Summary, Terminology and Practice (DP IB Theory of Knowledge): Revision Note
Summary
Here we will summarise the main ideas covered in the optional theme “Knowledge and Religion”
TOK element | Content summary | Example | Possible knowledge questions |
|---|---|---|---|
Scope | Religious knowledge typically addresses meaning, purpose, identity and moral obligation. It often draws on revelation, scripture, tradition and religious experience, and offers a shared framework for interpreting life events and guiding behaviour within a community. However, its scope is limited in plural settings because its key sources are not universally accepted as public evidence; this makes religious claims hard to verify for outsiders and means disagreement often arises. | Two groups face the same life event, e.g. a death.
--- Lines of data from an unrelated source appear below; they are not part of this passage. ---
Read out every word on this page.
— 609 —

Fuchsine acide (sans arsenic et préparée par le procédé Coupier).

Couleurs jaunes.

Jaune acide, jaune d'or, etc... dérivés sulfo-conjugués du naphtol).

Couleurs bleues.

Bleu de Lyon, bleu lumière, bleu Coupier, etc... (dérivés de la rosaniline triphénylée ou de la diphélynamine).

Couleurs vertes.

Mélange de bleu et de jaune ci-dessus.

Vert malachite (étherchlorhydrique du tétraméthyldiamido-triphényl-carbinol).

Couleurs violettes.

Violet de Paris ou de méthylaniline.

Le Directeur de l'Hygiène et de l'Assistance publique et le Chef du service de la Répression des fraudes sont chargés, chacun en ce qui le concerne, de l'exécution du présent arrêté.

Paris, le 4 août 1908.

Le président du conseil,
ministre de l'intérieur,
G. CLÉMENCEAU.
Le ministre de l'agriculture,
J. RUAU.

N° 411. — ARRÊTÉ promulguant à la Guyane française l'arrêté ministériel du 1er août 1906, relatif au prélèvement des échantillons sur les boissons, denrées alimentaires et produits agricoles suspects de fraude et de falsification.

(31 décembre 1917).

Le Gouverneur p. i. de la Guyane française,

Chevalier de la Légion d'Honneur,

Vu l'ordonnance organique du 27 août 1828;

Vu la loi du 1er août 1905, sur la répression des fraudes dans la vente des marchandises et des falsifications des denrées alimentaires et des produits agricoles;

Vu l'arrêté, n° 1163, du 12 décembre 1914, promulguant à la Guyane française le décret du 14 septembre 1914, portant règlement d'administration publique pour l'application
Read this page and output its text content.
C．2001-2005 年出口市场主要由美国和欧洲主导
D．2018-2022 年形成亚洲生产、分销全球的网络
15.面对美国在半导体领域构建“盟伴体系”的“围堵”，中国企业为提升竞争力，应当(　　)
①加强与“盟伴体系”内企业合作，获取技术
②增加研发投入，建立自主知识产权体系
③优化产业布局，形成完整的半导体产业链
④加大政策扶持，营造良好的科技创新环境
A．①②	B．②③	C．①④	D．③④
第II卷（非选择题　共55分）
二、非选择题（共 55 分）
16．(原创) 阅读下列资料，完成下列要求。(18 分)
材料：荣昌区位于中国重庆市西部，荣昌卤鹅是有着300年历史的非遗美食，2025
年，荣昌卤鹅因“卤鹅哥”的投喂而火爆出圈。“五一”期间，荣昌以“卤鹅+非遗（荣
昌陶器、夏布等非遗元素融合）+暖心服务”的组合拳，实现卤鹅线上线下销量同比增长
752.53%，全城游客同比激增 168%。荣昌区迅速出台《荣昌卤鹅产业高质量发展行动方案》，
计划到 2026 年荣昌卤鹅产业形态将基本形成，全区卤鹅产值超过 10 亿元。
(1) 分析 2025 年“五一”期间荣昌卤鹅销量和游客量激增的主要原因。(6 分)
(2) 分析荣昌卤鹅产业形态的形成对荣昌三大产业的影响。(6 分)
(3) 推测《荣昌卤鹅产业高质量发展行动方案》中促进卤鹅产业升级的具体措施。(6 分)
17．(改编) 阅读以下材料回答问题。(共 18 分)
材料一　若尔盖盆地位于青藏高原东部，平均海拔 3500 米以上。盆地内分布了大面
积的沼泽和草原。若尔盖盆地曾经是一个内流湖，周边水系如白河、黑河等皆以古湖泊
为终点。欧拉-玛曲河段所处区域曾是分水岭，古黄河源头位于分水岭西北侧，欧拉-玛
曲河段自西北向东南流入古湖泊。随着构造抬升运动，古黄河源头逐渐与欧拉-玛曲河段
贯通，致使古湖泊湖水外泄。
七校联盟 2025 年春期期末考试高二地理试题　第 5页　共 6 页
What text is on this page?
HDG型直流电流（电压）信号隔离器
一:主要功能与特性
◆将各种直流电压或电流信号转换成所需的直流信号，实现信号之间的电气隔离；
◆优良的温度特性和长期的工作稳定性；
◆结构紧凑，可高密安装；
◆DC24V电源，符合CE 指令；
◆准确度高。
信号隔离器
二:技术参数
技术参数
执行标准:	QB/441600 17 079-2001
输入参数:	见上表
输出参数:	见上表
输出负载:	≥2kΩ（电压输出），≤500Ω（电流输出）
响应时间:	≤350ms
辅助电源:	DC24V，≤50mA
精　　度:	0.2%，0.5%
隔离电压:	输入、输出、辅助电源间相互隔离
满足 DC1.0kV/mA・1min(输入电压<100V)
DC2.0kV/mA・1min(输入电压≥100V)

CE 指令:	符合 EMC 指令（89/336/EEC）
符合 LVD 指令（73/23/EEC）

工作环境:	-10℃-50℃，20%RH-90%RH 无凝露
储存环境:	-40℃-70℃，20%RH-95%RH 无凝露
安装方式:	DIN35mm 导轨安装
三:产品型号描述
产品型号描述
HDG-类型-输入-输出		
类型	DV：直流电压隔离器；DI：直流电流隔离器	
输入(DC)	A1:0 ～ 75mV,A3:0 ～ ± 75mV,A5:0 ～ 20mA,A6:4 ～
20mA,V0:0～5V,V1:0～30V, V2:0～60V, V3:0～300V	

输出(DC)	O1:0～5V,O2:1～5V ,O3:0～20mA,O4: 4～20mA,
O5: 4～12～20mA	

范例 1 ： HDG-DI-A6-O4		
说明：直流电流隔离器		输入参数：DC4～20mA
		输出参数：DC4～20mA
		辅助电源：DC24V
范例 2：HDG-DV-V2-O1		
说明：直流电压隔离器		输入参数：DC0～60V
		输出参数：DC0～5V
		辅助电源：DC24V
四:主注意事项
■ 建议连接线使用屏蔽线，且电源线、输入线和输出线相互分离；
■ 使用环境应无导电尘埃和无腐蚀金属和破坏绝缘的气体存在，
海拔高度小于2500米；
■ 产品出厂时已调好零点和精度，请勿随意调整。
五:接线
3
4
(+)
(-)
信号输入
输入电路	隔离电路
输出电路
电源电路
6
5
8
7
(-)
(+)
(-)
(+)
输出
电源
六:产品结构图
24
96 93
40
A religious group treats the question “What does this mean?” as answerable through beliefs about the divine and an afterlife, while a secular group treats that question as a matter of personal meaning. | How can we distinguish religion from other areas of human activity, such as culture, science or politics? What are legitimate sources of religious knowledge, and what makes them authoritative? Can religion produce knowledge on aspects of being human that other areas of knowledge cannot? |
Perspectives | Interpretive diversity often comes from pre-held views about how texts should be read (e.g. literal vs metaphorical) and how teachings should be applied (e.g. universal rules vs context-dependent guidance). Pluralism reflects deeper perspective differences because communities begin from different traditions, concepts, and claims about ultimate reality. Interfaith dialogue works best when participants recognise that prior perspectives shape what each side finds reasonable, but it can be limited by unequal power dynamics or by perspectives that treat alternative views as a threat. Fundamentalism prioritises certainty and fixed meaning, which tends to narrow openness to debate and can intensify conflict. | 1) Two believers hear the same sermon: one already assumes sacred texts are literal instructions, while another assumes that they are largely metaphorical, so they take very different guidance from the same message. 2) Two people from different religions discuss the afterlife; they understand each other’s views better, but their conclusions remain different because their starting beliefs about ultimate reality differ. | How do pre-held beliefs about authority shape what counts as knowledge in religion? How do prior assumptions about literal vs metaphorical reading affect what a religious text can prove to a knower? To what extent can a religion be understood by those outside a religious community? |
Methods and tools | In religion, methods of acquiringa nd applying knowledge include shared interpretation of scripture, applying teachings to new situations, comparing personal experiences with established teachings, and passing knowledge on. Tools include scripture, commentaries written by scholars, tradition and agreed ritual forms. | 1) A religious community debates whether a scriptural rule should still be followed today. They compare different translations of the passage, consult widely recognised scholars, and follow their tradition’s established reading method (for example, taking rules as context-dependent unless a text marks them as universal) before agreeing on a shared practice. 2) Someone reports a powerful religious experience; community leaders discuss it with them and compare it with scripture and tradition before treating it as a meaningful or trustworthy insight. | How do shared interpretation methods shape what a religion counts as knowledge? In what ways do rituals transmit knowledge differently from texts? To what extent does the concept of reliability apply to religious knowledge? What about certainty? What about truth? Are faith and reason opposites? |
Ethics | Ethical questions are often grounded in shared teachings about right and wrong, and conclusions can be treated as objective within a religious communityof knowers because they are seen as connected to divine authority. However, different interpretations of the same sources can lead to different moral conclusions, creating disagreement even within a single religion. Conflicts with secular knowledge occur when religious and secular sources support different answers to the same question, and a key issue becomes what counts as legitimate justification in public decision-making. | 1) Two groups within the same religion appeal to the same scripture to justify opposite moral positions, because they interpret the teaching differently (e.g. whether a rule is universal or context-specific). 2) A religious organisation argues that its moral teaching should determine a public law, while others object that laws should be justified using reasons that people of different faiths, or none, can evaluate. | When the same source supports different moral conclusions, how should a community decide which interpretation is more ethical or authoritative? In a plural society, what makes a justification legitimate for a public law? How would you describe the relationship between religion and morality? |
Terminology
Key terminology | Definition |
|---|---|
Faith | Believing something is true even when there is not a lot of evidence to prove it. |
Atheism | |
Agnostic | A person who thinks nothing can be known about the existence and/or nature of God |
Cognitive dissonance | Mental discomfort from having conflicting beliefs or when one’s actions are in opposition to one’s beliefs |
Pluralism | Having many different beliefs and practices |
Practice
Worked Example
Define faith.
Is faith always a type of religious knowledge?
Do you have faith? In what? Why?
Define religion.
Can something that is not currently classified as religion fit your definition? Consider, for example, veganism, Swifties, Real Madrid fans.
Why do we have religion? Is it part of human nature?